We observe that there is a slight upward trend.
For the multivariate analysis we’re choosing to study the total fossil and renewable energy consumption.For this purpose we create a new dataframe containing the variables of interest and then we reshape it in order to make our analysis easier.
From the below figure we observe that there is a big difference between the fossil and the renewable energy consumption.
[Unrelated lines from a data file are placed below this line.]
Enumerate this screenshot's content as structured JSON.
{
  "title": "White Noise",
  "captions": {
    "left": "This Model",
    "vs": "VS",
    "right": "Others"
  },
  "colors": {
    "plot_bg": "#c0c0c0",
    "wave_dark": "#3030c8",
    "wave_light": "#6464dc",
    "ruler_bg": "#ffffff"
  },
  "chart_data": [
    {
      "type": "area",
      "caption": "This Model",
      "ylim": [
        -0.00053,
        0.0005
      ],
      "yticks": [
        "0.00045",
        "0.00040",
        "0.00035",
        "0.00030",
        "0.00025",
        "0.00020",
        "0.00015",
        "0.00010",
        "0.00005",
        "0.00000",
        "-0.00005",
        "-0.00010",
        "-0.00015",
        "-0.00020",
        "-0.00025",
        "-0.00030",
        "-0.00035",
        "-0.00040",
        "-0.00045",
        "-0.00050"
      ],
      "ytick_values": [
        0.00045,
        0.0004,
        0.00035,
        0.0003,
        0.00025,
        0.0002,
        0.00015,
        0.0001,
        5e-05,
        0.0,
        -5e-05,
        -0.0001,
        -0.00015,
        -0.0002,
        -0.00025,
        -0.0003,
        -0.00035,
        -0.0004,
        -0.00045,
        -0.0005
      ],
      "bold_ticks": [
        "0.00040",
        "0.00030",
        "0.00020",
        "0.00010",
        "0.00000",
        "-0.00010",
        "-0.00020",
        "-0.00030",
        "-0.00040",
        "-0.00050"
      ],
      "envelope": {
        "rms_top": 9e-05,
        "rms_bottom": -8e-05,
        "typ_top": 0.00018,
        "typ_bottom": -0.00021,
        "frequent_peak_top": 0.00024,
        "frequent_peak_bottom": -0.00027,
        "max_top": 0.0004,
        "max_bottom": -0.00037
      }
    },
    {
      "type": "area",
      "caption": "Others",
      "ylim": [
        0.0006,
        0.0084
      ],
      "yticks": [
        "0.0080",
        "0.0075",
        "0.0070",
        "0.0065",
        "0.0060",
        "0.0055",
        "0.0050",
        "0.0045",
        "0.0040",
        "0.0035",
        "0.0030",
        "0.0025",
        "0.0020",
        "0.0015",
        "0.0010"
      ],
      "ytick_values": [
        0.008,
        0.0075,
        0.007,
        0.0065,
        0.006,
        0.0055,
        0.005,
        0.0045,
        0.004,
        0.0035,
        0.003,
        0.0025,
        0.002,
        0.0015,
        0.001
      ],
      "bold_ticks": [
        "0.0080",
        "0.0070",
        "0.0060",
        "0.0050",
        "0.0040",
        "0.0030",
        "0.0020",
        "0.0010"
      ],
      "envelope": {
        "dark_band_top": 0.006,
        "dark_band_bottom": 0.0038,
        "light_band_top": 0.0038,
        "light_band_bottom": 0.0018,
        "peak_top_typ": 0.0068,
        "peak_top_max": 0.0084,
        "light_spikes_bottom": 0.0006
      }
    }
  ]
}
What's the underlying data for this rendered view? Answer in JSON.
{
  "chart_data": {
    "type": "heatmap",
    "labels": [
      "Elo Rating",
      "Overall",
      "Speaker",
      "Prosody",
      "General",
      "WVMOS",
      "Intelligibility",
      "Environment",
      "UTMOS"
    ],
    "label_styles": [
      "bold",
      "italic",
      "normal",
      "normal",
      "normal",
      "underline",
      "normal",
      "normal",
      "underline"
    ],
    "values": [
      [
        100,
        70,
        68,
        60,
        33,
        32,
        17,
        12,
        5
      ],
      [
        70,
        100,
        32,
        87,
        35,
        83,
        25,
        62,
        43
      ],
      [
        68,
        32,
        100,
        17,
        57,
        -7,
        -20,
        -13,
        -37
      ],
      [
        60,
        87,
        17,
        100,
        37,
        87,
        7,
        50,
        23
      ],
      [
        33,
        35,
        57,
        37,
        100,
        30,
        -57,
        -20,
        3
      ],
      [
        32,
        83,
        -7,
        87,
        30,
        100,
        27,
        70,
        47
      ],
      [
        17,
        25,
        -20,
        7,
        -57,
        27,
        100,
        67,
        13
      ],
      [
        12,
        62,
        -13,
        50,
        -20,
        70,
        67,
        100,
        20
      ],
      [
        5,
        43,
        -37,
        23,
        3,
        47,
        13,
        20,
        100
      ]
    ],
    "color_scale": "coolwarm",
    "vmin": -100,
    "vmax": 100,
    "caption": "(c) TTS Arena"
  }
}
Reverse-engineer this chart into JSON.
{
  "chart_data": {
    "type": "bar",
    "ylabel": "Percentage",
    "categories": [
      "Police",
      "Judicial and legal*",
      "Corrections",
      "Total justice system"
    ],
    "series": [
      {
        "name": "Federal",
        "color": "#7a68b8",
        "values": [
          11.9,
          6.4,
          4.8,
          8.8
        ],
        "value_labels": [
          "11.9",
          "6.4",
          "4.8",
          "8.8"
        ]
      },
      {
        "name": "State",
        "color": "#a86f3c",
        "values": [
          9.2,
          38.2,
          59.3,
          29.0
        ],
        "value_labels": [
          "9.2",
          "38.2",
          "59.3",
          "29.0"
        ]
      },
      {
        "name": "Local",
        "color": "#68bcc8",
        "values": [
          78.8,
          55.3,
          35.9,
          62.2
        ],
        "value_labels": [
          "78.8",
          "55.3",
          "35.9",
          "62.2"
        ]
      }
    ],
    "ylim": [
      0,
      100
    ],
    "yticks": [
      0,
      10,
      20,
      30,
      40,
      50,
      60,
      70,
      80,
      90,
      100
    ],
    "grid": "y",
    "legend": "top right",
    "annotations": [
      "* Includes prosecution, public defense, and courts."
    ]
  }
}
In the sections below we will have a closer look at each one.
ggplot(data = ec.mult_data, aes(x = Ren, y = Fos))+
geom_point() +
geom_smooth(method = 'lm')
## `geom_smooth()` using formula 'y ~ x'
data.frame(fos.rank = rank(ec.mult_data$Fos), ren.rank = rank(ec.mult_data$Ren)) %>%
ggplot(., aes(x = ren.rank, y = fos.rank))+
geom_point() +
geom_smooth(method = 'lm')
## `geom_smooth()` using formula 'y ~ x'
cor(ec.mult_data$Fos, ec.mult_data$Ren, method = "pearson")
## [1] -0.2306415
We take a closer look at the fossil energy consumption.
There is a period that’s equal to 12 months.
## [1] 0.08518519 11.73913043
## [1] 12
## [1] 0.01851852 54.00000000